Course specific prerequisites
Basic knowledge in logic and functional programming. This knowledge can be obtained from the courses DAT060 Logic in computer science and TDA452 Functional programming given at Chalmers or from courses with similar content.
Aim
The aim of the course is to give a solid foundation on various models of computation. One of the main problem to be studied is the difference between similar concepts (like sets/types, functions/programs) in Mathematics and Programming. In order to see the unity of Mathematics and Computer Science it is necessary to have a good understanding of the basic concepts. The student will learn to see a program and a programming language as a mathematical object and study these using mathematical methods.

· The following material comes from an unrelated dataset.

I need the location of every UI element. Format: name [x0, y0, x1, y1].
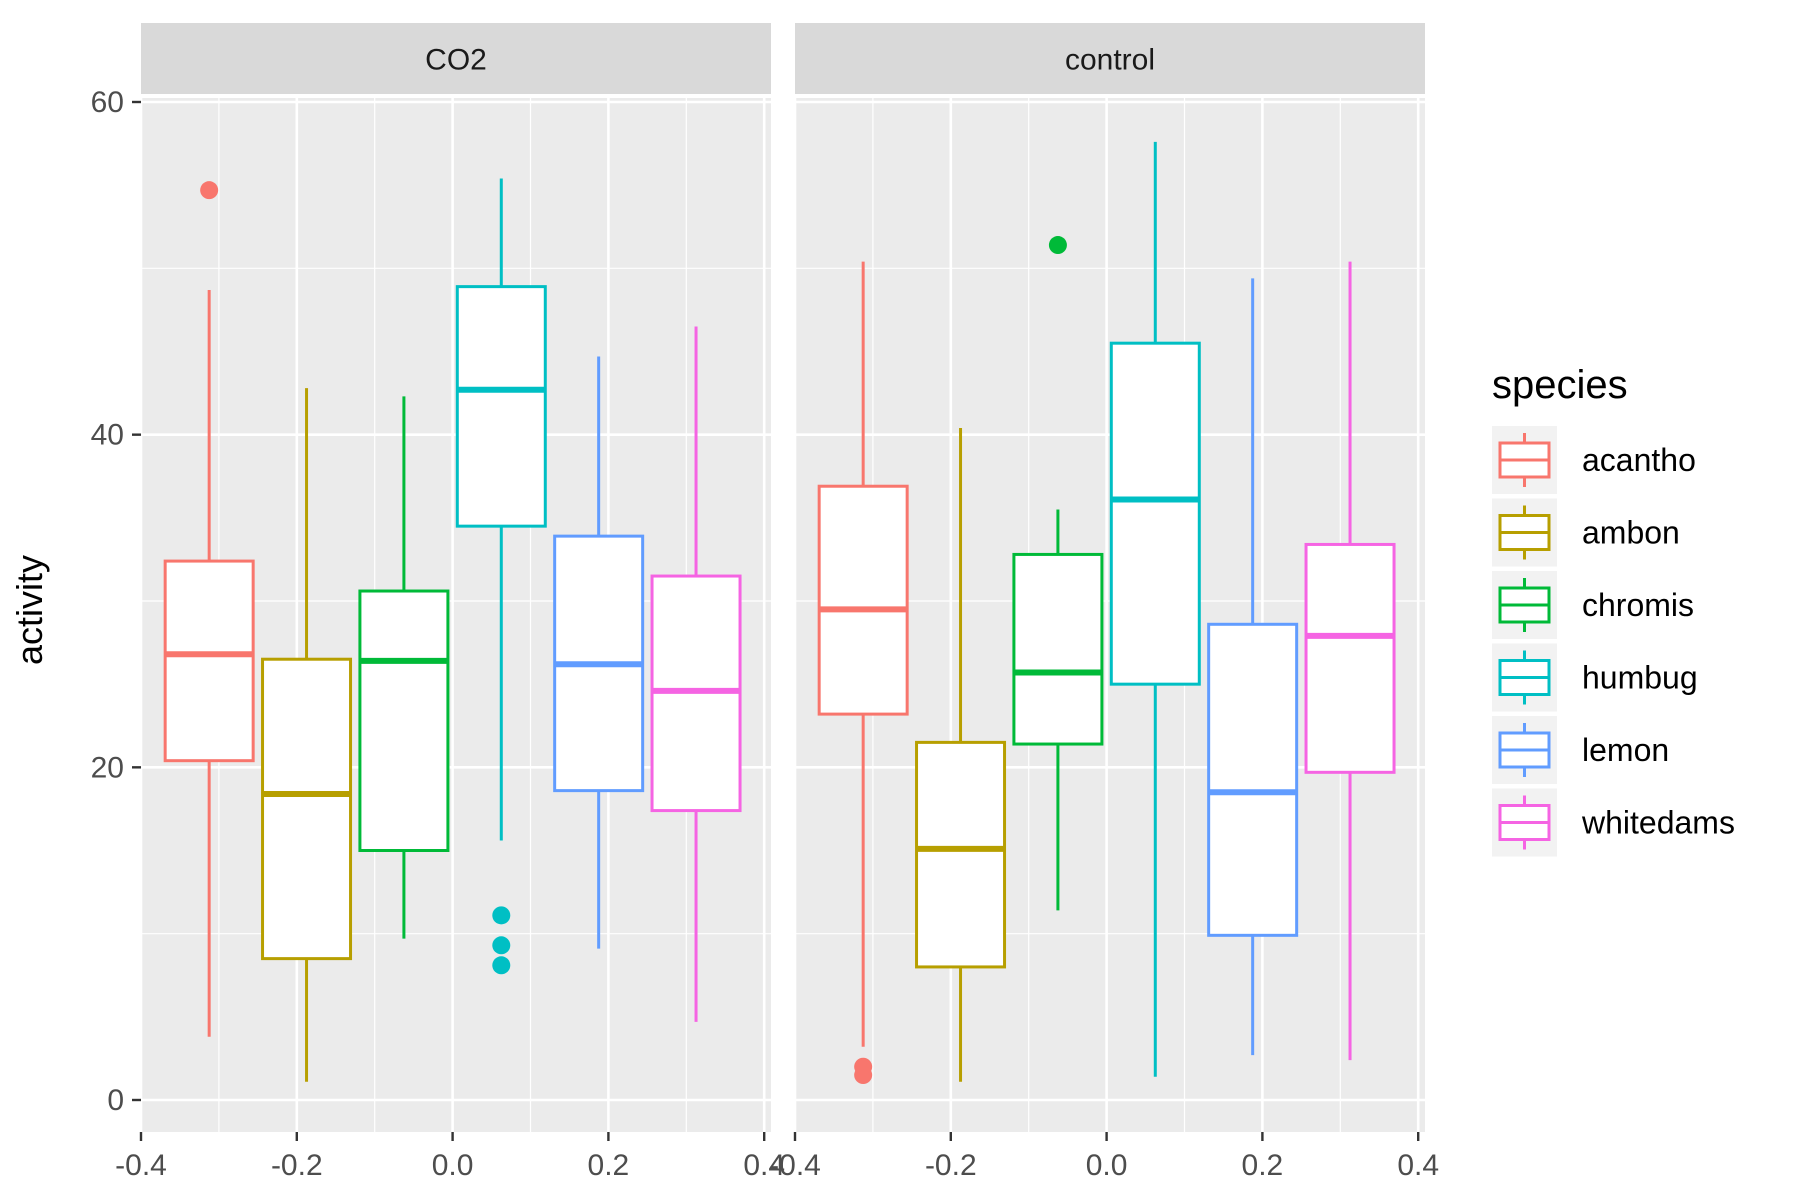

Learning outcomes (after completion of the course the student should be able to)
- understand the difference between a program and a function.
- understand abstract and concrete syntax
- explain Church's thesis
- explain primitive recursive function
- explain why a set is enumerable or not
- give examples of problems which are not computable
- represent inductively defined sets in various computational models
- present different computational models
- give examples how to express programs in different models
Content
In this course, we study the concepts of program, programming language and computation from a more general and mathematical point of view than in the introductory programming courses. Among other things, we study several so called models of computation. These can be seen as simplified programming languages that still contain a kernel of constructions necessary to get full expressive power. Examples of models of computation are the lambda-calculus, which is the basis of any functional programming language, and Turing machines, a very simple (theoretical) computer defined in the 30's by the mathematician Alan Turing. We discuss the limitations of the expressive power of programming languages - for example Turing's result that there is no computable solution of the so called halting problem. The course also contains an introduction to techniques for defining the syntax and semantics of programming languages in a precise way. More concretely, the different subjects we will study in the course are the following:
Basic mathematical concepts:Sets;Mathematical induction;Relations; Functions; Enumerable and countable sets;
Models of computation:(Automata and finite state machines;) Lambda-calculus; (Primitive) Recursive functions; Turing machines;
Some other model of computation; options are X, PCF, P,...
Computability: Are there any problems that no computer can solve ?
Organisation
Lectures and exercises.
Literature
The homepage of the course. Lecture notes.
Examination
Home assignments, weekly exercises,
Written exam.